Now, disconnect ALL sources of power (usb included) and attach the laser to the relay or transistor (whichever you picked), and mount it exactly where the low power laser was.  The following step is the single most important step in the whole build: Put on your laser glasses*.  Don't have any?  Stop NOW and go buy some.  Seriously, if you don't have these, dont even considder adding power to this.  You WILL damage your eyes.  If you have laser glasses on, then tape a piece of black construction paper (on all sides) to the backing, roughly centered where the laser will be.  Stand away from the laser path and connect usb and external power.  Run the calibration cube, and after focusing the laser, let it run until it has cut or marked a square in the paper.  If it moves too fast for your laser, increase "del" in the arduino sketch until it is slow enough, and re-upload it.  Finially, mark the outside of the square that was cut, and measure it.  adjust the height / distance of the laser assembly to the target until it is 200mm. 

Once it's to size, congratulations, you just made a laser engraver!
Thanks for reading, and don't forget to vote for me in the laser contest!


To cut/etch other files, I suggest getting sketchup, which is a free CAD software from google avaliable here http://www.sketchup.com/intl/en/product/gsu.html    There is a plugin for it that allows you to export .stl files that are ready to send to the laser (after running through slic3r) avaliable at  http://www.guitar-list.com/download-software/convert-sketchup-skp-files-dxf-or-stl   (watch out for the fake "download" ad at the top of the page The real download link is text)..  I also suggest sending the files through Netfabb if slic3r says its not manifold (http://cloud.netfabb.com).   Alternatively, just download files from thingiverse.com

*A final note on safety: Be safe!
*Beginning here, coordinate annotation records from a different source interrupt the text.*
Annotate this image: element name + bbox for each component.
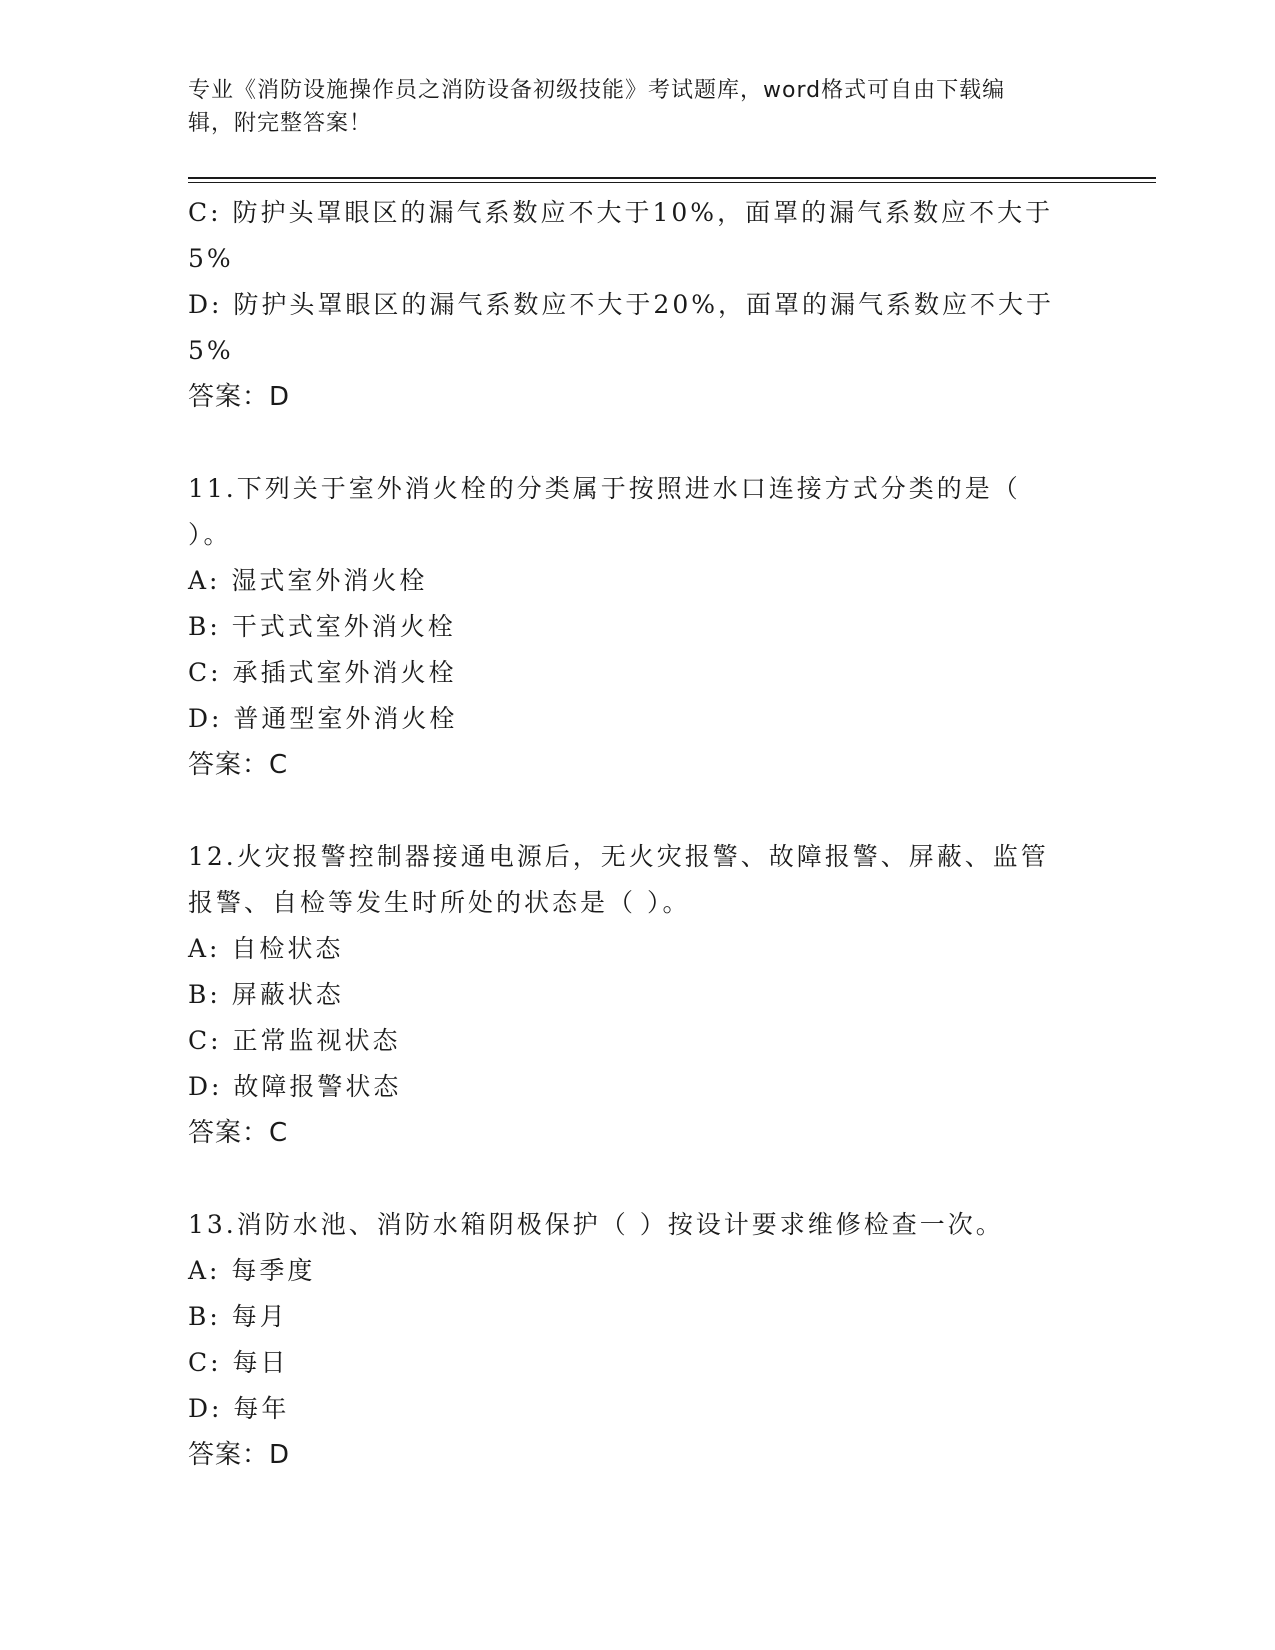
header-divider-thick (188, 177, 1156, 179)
option-c: C: 承插式室外消火栓 (188, 658, 457, 687)
answer-label: 答案：D (188, 1440, 291, 1470)
question-10-continued (188, 190, 1088, 420)
header-line-1: 专业《消防设施操作员之消防设备初级技能》考试题库，word格式可自由下载编 (188, 78, 1006, 103)
option-d-line-2: 5% (188, 336, 234, 365)
question-stem-line-2: 报警、自检等发生时所处的状态是（ ）。 (188, 888, 691, 917)
option-b: B: 每月 (188, 1302, 288, 1331)
header-divider-thin (188, 182, 1156, 183)
option-d: D: 故障报警状态 (188, 1072, 402, 1101)
question-stem-line-1: 13.消防水池、消防水箱阴极保护（ ）按设计要求维修检查一次。 (188, 1210, 1004, 1239)
option-a: A: 自检状态 (188, 934, 344, 963)
document-body (188, 190, 1088, 1478)
question-11 (188, 466, 1088, 788)
spacer (188, 420, 1088, 466)
option-b: B: 干式式室外消火栓 (188, 612, 456, 641)
option-c: C: 正常监视状态 (188, 1026, 401, 1055)
option-a: A: 每季度 (188, 1256, 316, 1285)
spacer (188, 1156, 1088, 1202)
answer-label: 答案：D (188, 382, 291, 412)
option-c-line-1: C: 防护头罩眼区的漏气系数应不大于10%，面罩的漏气系数应不大于 (188, 198, 1054, 227)
option-c: C: 每日 (188, 1348, 289, 1377)
option-d-line-1: D: 防护头罩眼区的漏气系数应不大于20%，面罩的漏气系数应不大于 (188, 290, 1054, 319)
question-12 (188, 834, 1088, 1156)
header-line-2: 辑，附完整答案！ (188, 111, 373, 136)
question-13 (188, 1202, 1088, 1478)
spacer (188, 788, 1088, 834)
document-header (188, 74, 1068, 140)
option-d: D: 普通型室外消火栓 (188, 704, 458, 733)
question-stem-line-2: ）。 (188, 520, 232, 549)
question-stem-line-1: 12.火灾报警控制器接通电源后，无火灾报警、故障报警、屏蔽、监管 (188, 842, 1049, 871)
option-c-line-2: 5% (188, 244, 234, 273)
option-b: B: 屏蔽状态 (188, 980, 344, 1009)
answer-label: 答案：C (188, 750, 289, 780)
option-a: A: 湿式室外消火栓 (188, 566, 428, 595)
answer-label: 答案：C (188, 1118, 289, 1148)
option-d: D: 每年 (188, 1394, 290, 1423)
question-stem-line-1: 11.下列关于室外消火栓的分类属于按照进水口连接方式分类的是（ (188, 474, 1021, 503)
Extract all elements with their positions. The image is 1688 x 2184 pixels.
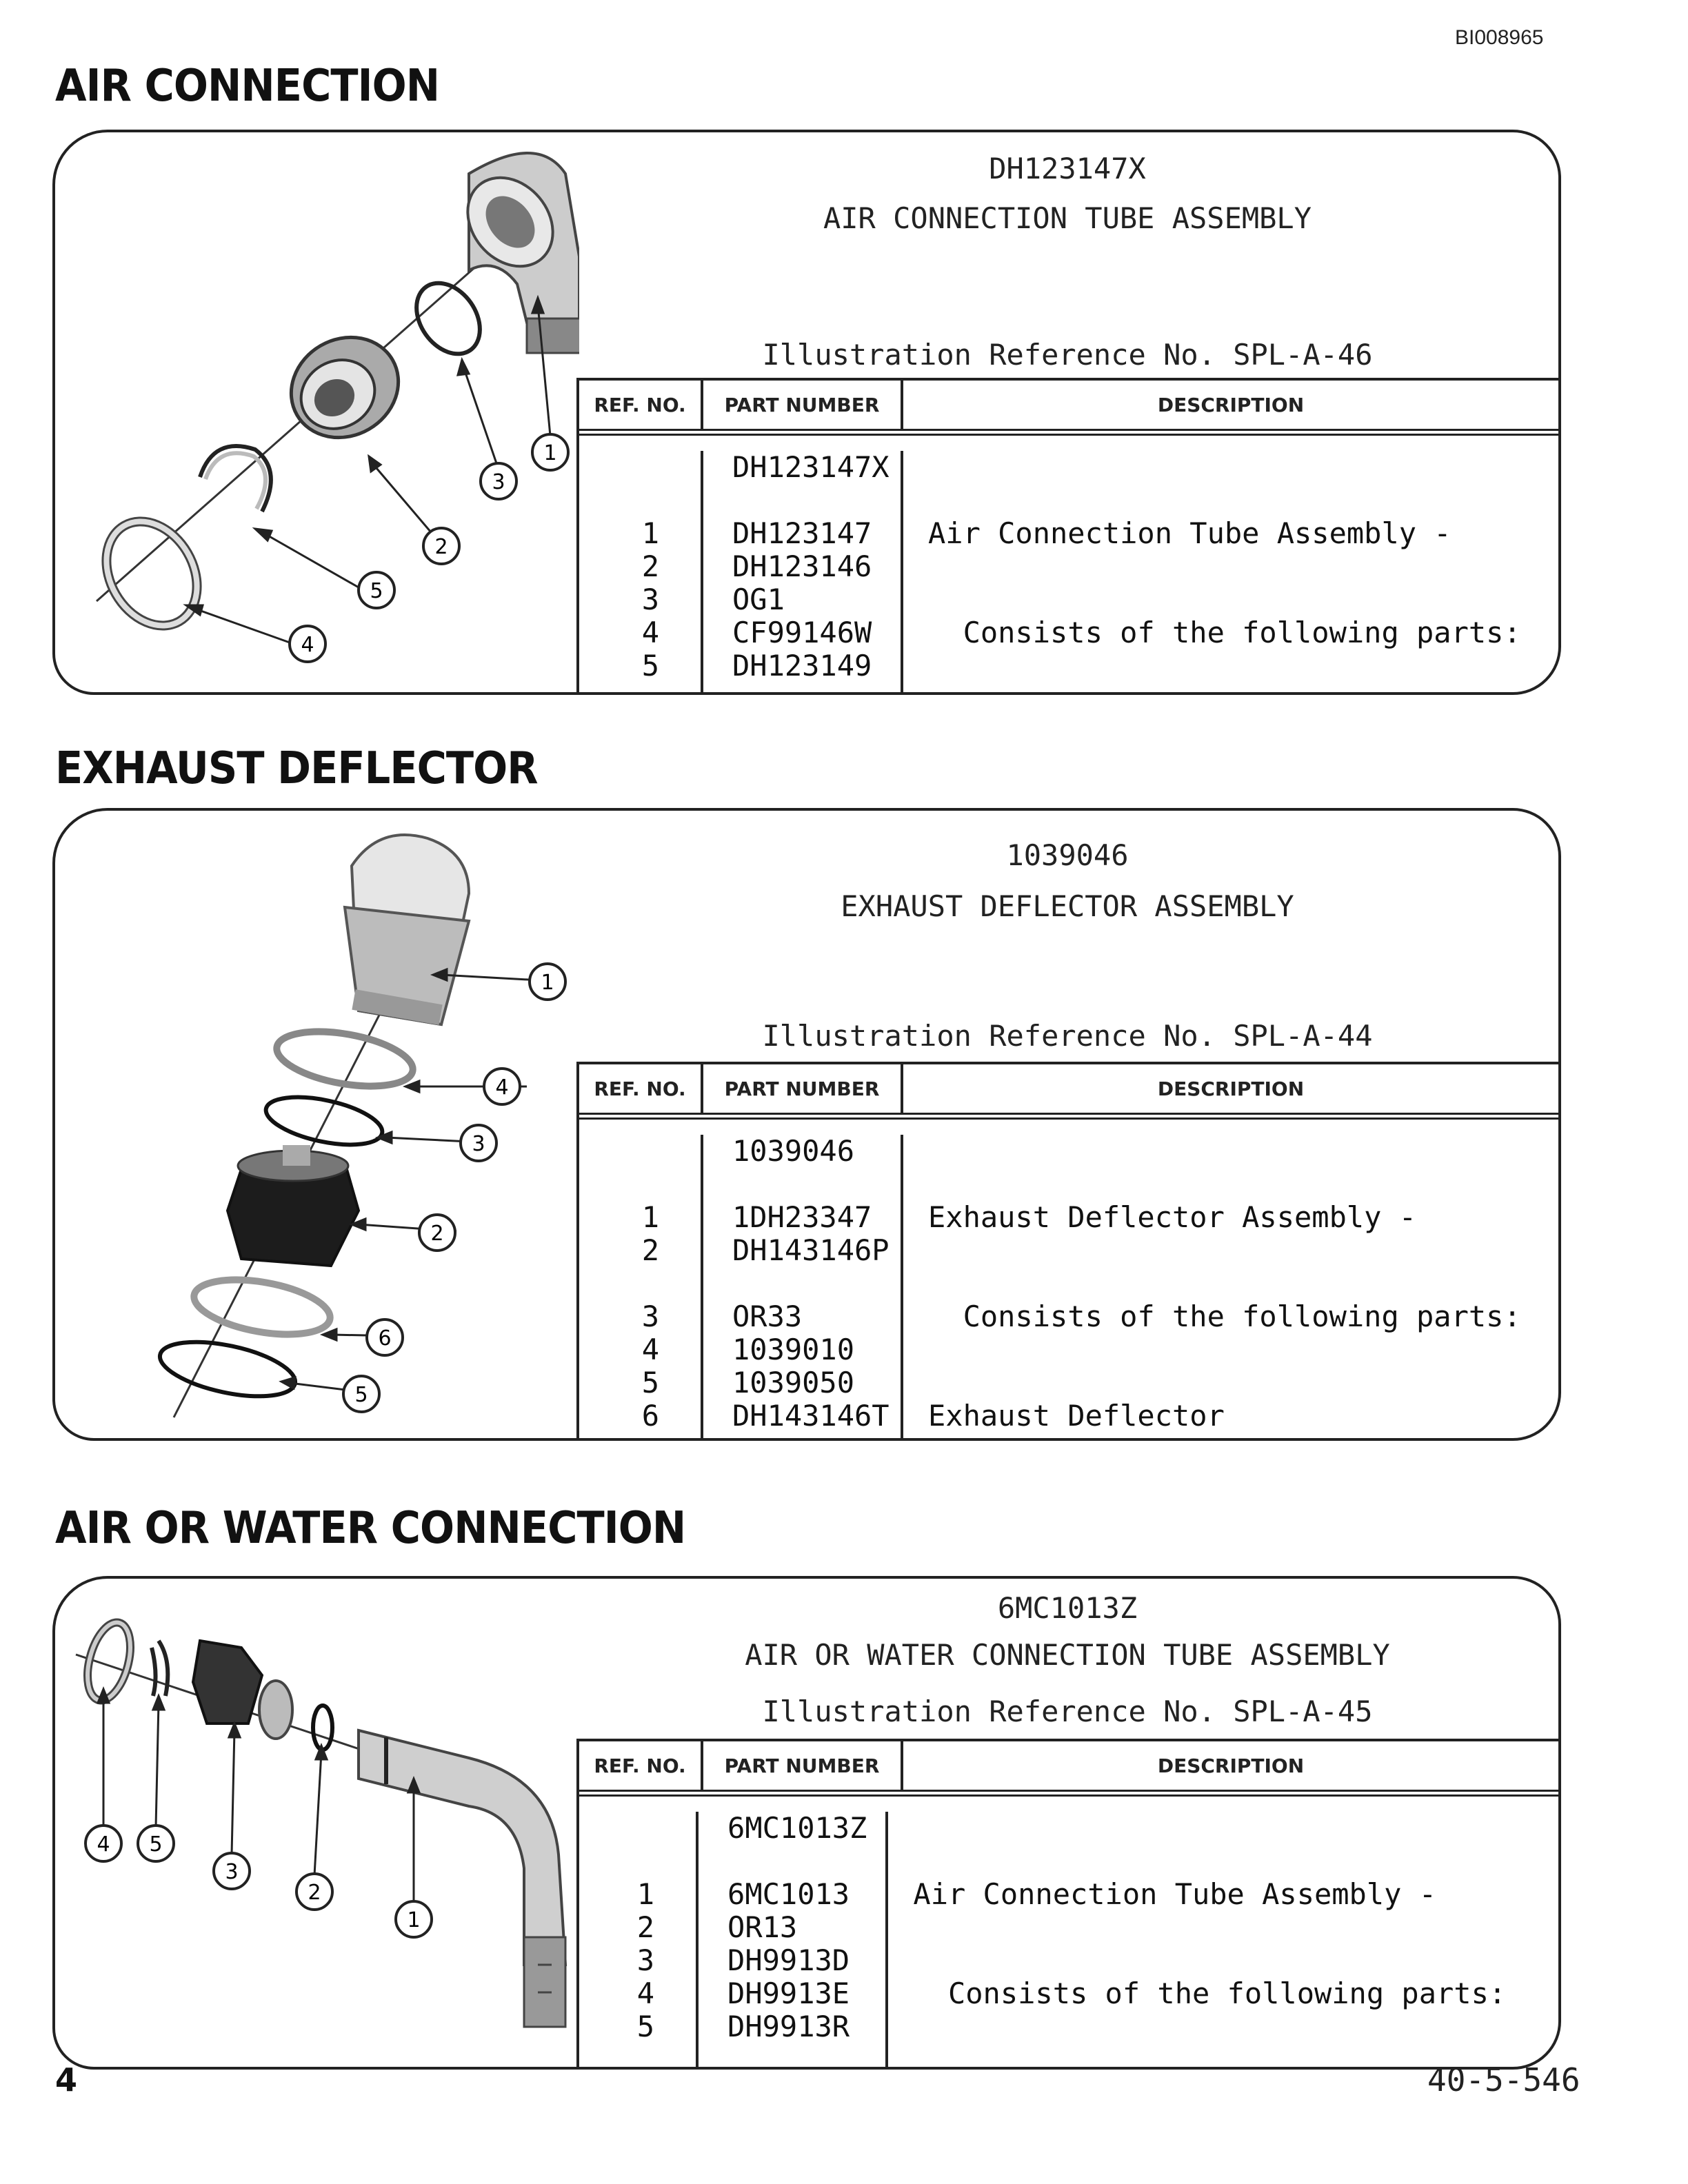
table-cell-desc: Exhaust Deflector (928, 1399, 1225, 1433)
table-cell-ref: 1 (641, 1201, 659, 1234)
table-cell-ref (579, 1168, 659, 1201)
table-cell-part: DH143146T (732, 1399, 890, 1433)
form-number: 40-5-546 (1427, 2061, 1580, 2099)
table-cell-ref: 3 (641, 1300, 659, 1333)
callout-2 (423, 528, 459, 564)
assembly-name: AIR CONNECTION TUBE ASSEMBLY (823, 201, 1312, 235)
svg-text:4: 4 (495, 1075, 509, 1100)
document-id: BI008965 (1455, 26, 1544, 49)
air-connection-tube-drawing (450, 153, 579, 353)
col-header-desc: DESCRIPTION (1157, 393, 1305, 416)
callout-1 (532, 434, 568, 470)
table-cell-ref (579, 1267, 659, 1300)
callout-5 (138, 1826, 174, 1861)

NEVER connect any power unless you have laser glasses on, rated for the power and wavelength of your laser.  If you have any doubts on anything, stop and check first.  Lasers powerful enough to burn are very dangerous, and WILL blind you permanently if you are not careful.  Never operate this if there is a risk of someone entering the area it is in or looking even the reflected beam.  Never operate it near windows, outdoors, or in any area with any living thing without glasses.  
I assume no responsibily if you hurt yourself, anyone, or anything else.  The safety of this device is in your hands.